Çingene haberleri bugüne kadar daha çok Türkiye’deki ayrımcılıklar ve hak
ihlalleri üzerineydi. Geçen hafta Fransa ve
İtalya da Türkiye’den aşağı kalır yanları olmadığını gösterdi.
Sulukule’de yaşananlar Avrupa İnsan Hakları Mahkemesi’ne
taşınırken Fransa, Avrupa Birliği yasalarını ihlal ederek ülkedeki Çingeneleri
sınır dışı ediyor.
Amasya’daki Çingenelerin kent merkezine girişinin
yasaklanması haberi geçen hafta medyada yer buldu kendine. 85 yaşındaki çingene
kökenli Dursun Elitaş’ın söyledikleri hiç de yenilir yutulur
cinsten değildi. Toplama kampına benzeyen bir yerde susuz, kanalizasyonsuz ve
elektriksiz yaşadıklarını söylüyordu. Okul da yoktu, çocuklarını okula
gönderemiyor, bu yüzden bir de cezalara maruz kalıyorlardı. Amasya’daki
çingenelerin yaşadıkları Türkiye için bir ilk değil. Son dönemde Roman
açılımıyla Çingeneler ve toplumun geri kalanı arasındaki bağları kuvvetlendirme
çabaları Çingenelere halkın saldırdığı Selendi,
Amasya gibi örneklerle sekteye uğruyor. Çingenelerin farklı
yaşam tarzlarının ya da üstlerine yapışan sıfatların güçlü bağların kurulmasına
engel olduğunu söyleyebiliriz.
Üstelik bu engeller sırf Türkiye’de değil Avrupa’da da var. Gerçi Avrupa
Birliği ülkelerinde serbest dolaşım hakları olmasına karşın Fransa’daki yaklaşık
100 çingenenin bir suç örgütü gibi yaka paça uçaklara bindirilip Romanya’ya
gönderilmesi genelde Sarkozy’nin sık sık kullandığı yabancı düşmanlığı üzerinden
popülaritesini arttırma çabaları olarak görüldü. Ancak bu olay bir defaya mahsus
gibi görünmüyor. Ay sonuna kadar 700 Çingenenin daha sınır dışı edilmesi
planlanıyor. Geçen on yılda da binlerce çingene Romanya ve Bulgaristan’a geri
gönderilmiş, ülkedeki Çingene kampları defalarca yakılmıştı. Bu kez işin farklı
boyutu çingeneleri sınır dışı etme operasyonununun resmileşmiş olması. İş
resmileşince ülkelerinde Çingene istemeyen diğer politikacılar da cesaret
bulabiliyor.
İtalya İçişleri Bakanı Roberto Maroni de “kabul edilemez”
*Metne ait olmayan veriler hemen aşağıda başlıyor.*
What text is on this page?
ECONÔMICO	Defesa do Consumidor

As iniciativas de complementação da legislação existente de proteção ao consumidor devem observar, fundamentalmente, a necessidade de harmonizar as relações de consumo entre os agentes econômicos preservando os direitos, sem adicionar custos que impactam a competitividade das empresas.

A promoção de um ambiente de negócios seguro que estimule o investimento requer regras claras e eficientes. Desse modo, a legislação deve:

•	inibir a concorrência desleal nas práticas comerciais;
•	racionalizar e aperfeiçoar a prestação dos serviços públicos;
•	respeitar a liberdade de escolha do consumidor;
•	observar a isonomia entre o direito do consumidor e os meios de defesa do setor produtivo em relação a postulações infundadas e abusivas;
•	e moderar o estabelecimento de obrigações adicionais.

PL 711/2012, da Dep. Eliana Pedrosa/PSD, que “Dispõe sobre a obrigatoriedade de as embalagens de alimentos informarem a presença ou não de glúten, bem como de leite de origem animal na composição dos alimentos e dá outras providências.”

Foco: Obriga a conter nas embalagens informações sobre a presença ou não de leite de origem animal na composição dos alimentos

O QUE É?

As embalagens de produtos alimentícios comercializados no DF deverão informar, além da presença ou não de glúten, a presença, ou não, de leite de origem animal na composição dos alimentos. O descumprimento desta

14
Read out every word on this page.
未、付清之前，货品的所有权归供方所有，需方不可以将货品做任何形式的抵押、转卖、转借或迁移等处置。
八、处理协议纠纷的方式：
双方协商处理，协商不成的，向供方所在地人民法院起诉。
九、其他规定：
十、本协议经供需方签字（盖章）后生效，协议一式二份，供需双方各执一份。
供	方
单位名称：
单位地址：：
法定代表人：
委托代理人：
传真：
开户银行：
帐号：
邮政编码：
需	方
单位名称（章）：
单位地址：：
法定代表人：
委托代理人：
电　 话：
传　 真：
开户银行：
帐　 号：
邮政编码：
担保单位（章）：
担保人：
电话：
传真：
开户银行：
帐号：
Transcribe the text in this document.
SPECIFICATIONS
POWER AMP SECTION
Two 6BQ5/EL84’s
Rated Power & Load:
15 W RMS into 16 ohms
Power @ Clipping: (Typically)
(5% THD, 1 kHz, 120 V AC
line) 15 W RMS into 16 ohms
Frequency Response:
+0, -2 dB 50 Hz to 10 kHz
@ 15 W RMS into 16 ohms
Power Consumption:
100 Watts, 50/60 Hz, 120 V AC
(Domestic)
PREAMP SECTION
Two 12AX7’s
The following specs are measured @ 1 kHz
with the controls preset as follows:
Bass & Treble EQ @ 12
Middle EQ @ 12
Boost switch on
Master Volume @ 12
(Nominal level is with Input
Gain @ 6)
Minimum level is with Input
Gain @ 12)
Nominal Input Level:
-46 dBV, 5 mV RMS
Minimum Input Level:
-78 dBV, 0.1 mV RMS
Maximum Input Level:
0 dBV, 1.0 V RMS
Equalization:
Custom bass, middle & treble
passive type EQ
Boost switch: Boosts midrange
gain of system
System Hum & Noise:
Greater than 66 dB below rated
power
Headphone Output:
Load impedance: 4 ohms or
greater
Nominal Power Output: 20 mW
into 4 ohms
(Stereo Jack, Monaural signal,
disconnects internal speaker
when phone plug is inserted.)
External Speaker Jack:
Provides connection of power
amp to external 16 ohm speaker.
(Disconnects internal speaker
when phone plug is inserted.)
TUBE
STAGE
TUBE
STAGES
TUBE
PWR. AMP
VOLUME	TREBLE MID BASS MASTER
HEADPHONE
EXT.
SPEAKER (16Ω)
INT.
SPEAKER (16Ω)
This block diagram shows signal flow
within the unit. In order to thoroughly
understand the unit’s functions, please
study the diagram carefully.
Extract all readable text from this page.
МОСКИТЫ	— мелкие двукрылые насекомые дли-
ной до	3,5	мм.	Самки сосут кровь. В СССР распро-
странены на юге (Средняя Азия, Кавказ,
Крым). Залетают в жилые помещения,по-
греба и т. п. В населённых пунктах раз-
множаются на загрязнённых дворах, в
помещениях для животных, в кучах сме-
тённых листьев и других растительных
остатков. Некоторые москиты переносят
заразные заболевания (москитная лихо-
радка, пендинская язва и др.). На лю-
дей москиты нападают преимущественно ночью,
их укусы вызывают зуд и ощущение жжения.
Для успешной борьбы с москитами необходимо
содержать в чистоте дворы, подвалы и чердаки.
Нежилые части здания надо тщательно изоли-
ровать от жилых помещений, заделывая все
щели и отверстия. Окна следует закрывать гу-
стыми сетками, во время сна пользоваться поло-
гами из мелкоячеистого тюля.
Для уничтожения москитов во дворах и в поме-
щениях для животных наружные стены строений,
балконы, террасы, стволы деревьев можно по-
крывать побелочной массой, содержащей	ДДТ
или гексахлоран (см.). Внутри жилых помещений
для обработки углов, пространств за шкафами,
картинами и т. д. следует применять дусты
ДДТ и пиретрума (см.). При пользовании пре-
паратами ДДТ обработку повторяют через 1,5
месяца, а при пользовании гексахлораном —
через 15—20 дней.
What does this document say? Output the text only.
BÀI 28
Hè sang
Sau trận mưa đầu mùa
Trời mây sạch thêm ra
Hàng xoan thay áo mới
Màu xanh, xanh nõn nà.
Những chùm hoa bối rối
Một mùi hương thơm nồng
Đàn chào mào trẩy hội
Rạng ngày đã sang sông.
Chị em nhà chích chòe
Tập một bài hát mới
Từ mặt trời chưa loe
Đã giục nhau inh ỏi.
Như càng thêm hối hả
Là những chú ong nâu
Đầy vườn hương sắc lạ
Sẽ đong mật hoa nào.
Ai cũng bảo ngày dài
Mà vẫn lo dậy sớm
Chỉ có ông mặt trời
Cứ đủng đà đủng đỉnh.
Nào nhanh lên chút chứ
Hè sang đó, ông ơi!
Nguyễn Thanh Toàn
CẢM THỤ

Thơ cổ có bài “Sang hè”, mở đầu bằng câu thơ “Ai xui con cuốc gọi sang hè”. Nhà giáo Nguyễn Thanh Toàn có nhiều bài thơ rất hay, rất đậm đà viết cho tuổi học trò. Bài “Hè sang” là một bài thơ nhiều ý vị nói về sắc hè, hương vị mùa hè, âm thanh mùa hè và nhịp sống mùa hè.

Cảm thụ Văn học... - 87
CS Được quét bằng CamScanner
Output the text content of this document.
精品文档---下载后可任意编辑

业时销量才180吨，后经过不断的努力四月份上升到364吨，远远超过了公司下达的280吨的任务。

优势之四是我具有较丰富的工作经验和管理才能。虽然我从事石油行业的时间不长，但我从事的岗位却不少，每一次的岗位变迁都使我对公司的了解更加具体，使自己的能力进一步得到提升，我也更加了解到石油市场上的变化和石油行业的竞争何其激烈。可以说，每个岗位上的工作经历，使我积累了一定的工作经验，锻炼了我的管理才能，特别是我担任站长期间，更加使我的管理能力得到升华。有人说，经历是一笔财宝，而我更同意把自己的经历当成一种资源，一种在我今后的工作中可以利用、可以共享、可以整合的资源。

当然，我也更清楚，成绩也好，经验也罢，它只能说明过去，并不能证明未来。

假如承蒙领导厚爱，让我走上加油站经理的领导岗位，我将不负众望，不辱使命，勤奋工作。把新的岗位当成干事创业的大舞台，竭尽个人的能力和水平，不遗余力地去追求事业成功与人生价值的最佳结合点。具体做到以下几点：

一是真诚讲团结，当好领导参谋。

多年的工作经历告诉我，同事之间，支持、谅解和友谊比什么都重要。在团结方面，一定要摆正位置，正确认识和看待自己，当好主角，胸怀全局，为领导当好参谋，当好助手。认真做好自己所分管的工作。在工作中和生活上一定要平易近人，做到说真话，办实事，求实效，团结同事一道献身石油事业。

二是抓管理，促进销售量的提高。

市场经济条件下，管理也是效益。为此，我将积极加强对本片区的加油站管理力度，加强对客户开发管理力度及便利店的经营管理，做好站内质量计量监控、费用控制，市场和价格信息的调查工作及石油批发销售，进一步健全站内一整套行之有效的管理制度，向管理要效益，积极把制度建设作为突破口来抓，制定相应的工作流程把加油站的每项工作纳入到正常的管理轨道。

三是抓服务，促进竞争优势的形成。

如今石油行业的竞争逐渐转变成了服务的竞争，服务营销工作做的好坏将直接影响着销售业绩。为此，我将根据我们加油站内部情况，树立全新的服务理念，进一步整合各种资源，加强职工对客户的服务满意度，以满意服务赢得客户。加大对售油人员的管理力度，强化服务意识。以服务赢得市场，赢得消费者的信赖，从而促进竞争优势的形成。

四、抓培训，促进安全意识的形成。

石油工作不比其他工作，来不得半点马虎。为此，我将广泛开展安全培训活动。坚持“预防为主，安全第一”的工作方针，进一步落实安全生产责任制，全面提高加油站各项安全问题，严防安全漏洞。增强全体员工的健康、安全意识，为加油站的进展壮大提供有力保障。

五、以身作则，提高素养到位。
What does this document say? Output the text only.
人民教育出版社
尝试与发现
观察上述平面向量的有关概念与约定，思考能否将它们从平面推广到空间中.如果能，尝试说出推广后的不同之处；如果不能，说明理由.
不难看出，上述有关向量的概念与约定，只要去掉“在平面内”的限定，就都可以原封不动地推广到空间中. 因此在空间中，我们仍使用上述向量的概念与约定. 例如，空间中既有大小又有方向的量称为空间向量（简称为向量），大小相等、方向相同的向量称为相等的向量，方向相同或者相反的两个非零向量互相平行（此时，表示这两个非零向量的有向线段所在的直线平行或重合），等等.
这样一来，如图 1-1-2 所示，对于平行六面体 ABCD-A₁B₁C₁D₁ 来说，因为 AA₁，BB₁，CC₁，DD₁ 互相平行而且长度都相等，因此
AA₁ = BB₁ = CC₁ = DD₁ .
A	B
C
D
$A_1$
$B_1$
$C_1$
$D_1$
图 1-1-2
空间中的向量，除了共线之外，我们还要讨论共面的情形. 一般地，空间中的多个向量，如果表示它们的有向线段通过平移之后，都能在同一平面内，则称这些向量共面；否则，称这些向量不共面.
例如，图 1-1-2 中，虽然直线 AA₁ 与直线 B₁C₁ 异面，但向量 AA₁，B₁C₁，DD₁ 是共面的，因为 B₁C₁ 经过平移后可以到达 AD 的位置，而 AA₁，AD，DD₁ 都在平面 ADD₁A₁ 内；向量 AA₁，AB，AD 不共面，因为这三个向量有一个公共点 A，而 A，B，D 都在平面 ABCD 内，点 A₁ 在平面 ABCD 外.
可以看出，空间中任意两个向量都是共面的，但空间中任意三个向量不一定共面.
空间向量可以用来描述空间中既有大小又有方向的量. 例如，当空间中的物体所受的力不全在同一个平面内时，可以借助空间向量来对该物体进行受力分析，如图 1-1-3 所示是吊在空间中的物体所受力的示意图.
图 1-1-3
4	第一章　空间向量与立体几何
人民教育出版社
koşullarda yaşayan Çingeneleri sınır dışı etmek için Avrupa Birliği’nden onay
isteyeceklerini açıkladı. Sarkozy böyle bir onay alma gereği duymamıştı, onun
bahanesi hazırdı; yabancıların ülkede geçici kalış süresi olan üç ayın dolması!
Bu süre sonunda ülkede yaşayanların kendilerine bakabildiklerini kanıtlamaları
gerekiyor. Oysa Çingeneler, diğerleri için kabul edilemez de olsa Fransa’daki
koşullarından memnun. Romanya’dakinden çok daha az çalışıp çok daha fazla
kazandıklarını ve eninde sonunda yine Fransa’ya döneceklerini söylüyorlar.
Üstelik tüm Fransa’nın da kendilerine karşı olduğunu söyleyemeyiz. Çingenelere
yapılanlar yüzünden Ulusal Liyakat Madalyası’nı reddeden Rahip Arthur
Hervet Tanrı’dan Sarkozy’nin kalp krizi geçirmesini dilediğini
söylüyordu.
Avrupa’da bunlar yaşanırken Türkiye’den de Sulukule’deki kentsel dönüşüm
projesinde insan hakları ihlali, etkin bir merciye başvurma hakkı tanınmaması,
etkin ve kültürel ayrımcılık ve mülkiyet hakkı ihlallerini gerekçe göstererek
AİHM’e (Avrupa İnsan Hakları Mahkemesi) dava için inceleme talebinde bulunuldu.
Başvuru kabul edildi, şimdi Sulukuleliler davayı bekliyor.